Calculating concentration is a critical skill in understanding acid ionization. When dealing with acids, especially in terms of ionization, knowing how to calculate the concentration of solutions is vital.
For a monoprotic acid, concentration calculation involves determining the amount of the acid or its ionized components present in a given volume of solution. In our exercise, we specifically calculate the initial concentration \([HA]\) that results in a given percent of ionization, leveraging known values such as the ionization constant \(K_{\mathrm{a}}\).

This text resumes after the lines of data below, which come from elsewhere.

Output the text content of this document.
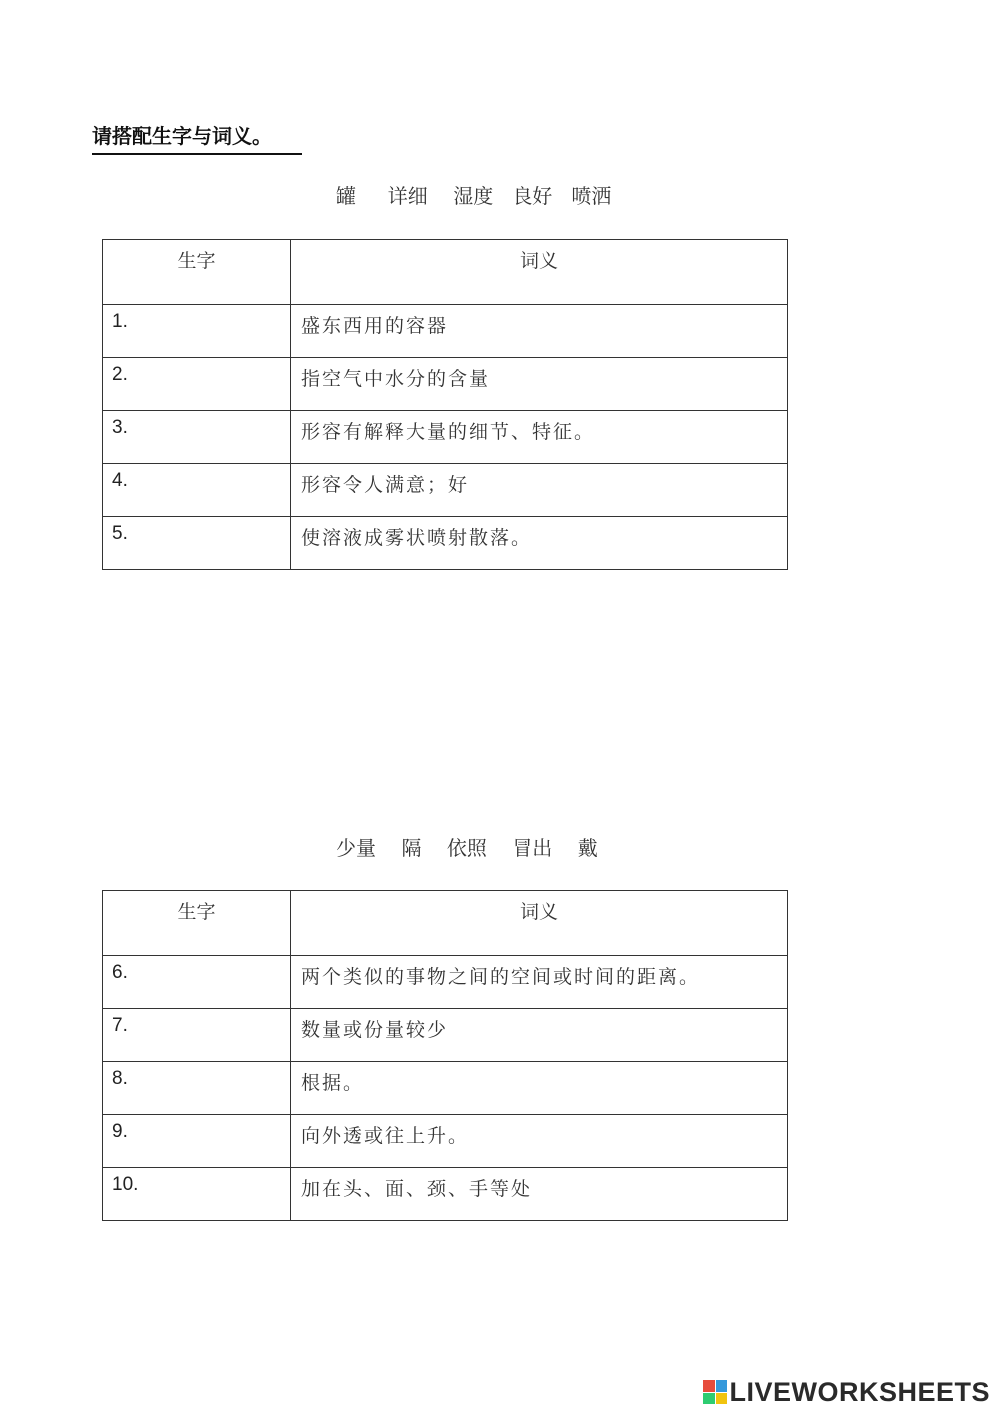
请搭配生字与词义。
罐 详细 湿度 良好 喷洒
生字	词义
1.	盛东西用的容器
2.	指空气中水分的含量
3.	形容有解释大量的细节、特征。
4.	形容令人满意；好
5.	使溶液成雾状喷射散落。
少量 隔 依照 冒出 戴
生字	词义
6.	两个类似的事物之间的空间或时间的距离。
7.	数量或份量较少
8.	根据。
9.	向外透或往上升。
10.	加在头、面、颈、手等处
LIVEWORKSHEETS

Here's how it works: derive the expression:\[ K_{\mathrm{a}} = \frac{(0.025[HA])^2}{0.975[HA]} \]
and solve for \([HA]\), using the equation provided. This manipulation reveals that with specified \(K_{\mathrm{a}}\) and percent ionization, you can determine the required concentration for the desired ionization. It's a method letting chemists control reactions carefully.

Percent Ionization

Percent ionization is an important concept while studying acid behavior and describes the fraction of the total acid that ionizes in an aqueous solution, expressed as a percentage.
This calculation helps understand how much of an acid's molecules disassociate to release hydrogen ions in a solution.

Mathematically, it can be expressed as:

• \(\text{Percent Ionization} = \left( \frac{[H^+]}{[HA]} \right) \times 100\%\)

In the context of our calculations, percent ionization aids in establishing how strong an acid solution is, and what ratio of hydrogen ions are released for a given initial concentration.
This insight is crucial for certain applications such as buffering, pH adjustments, and other processes requiring precise acidic behavior.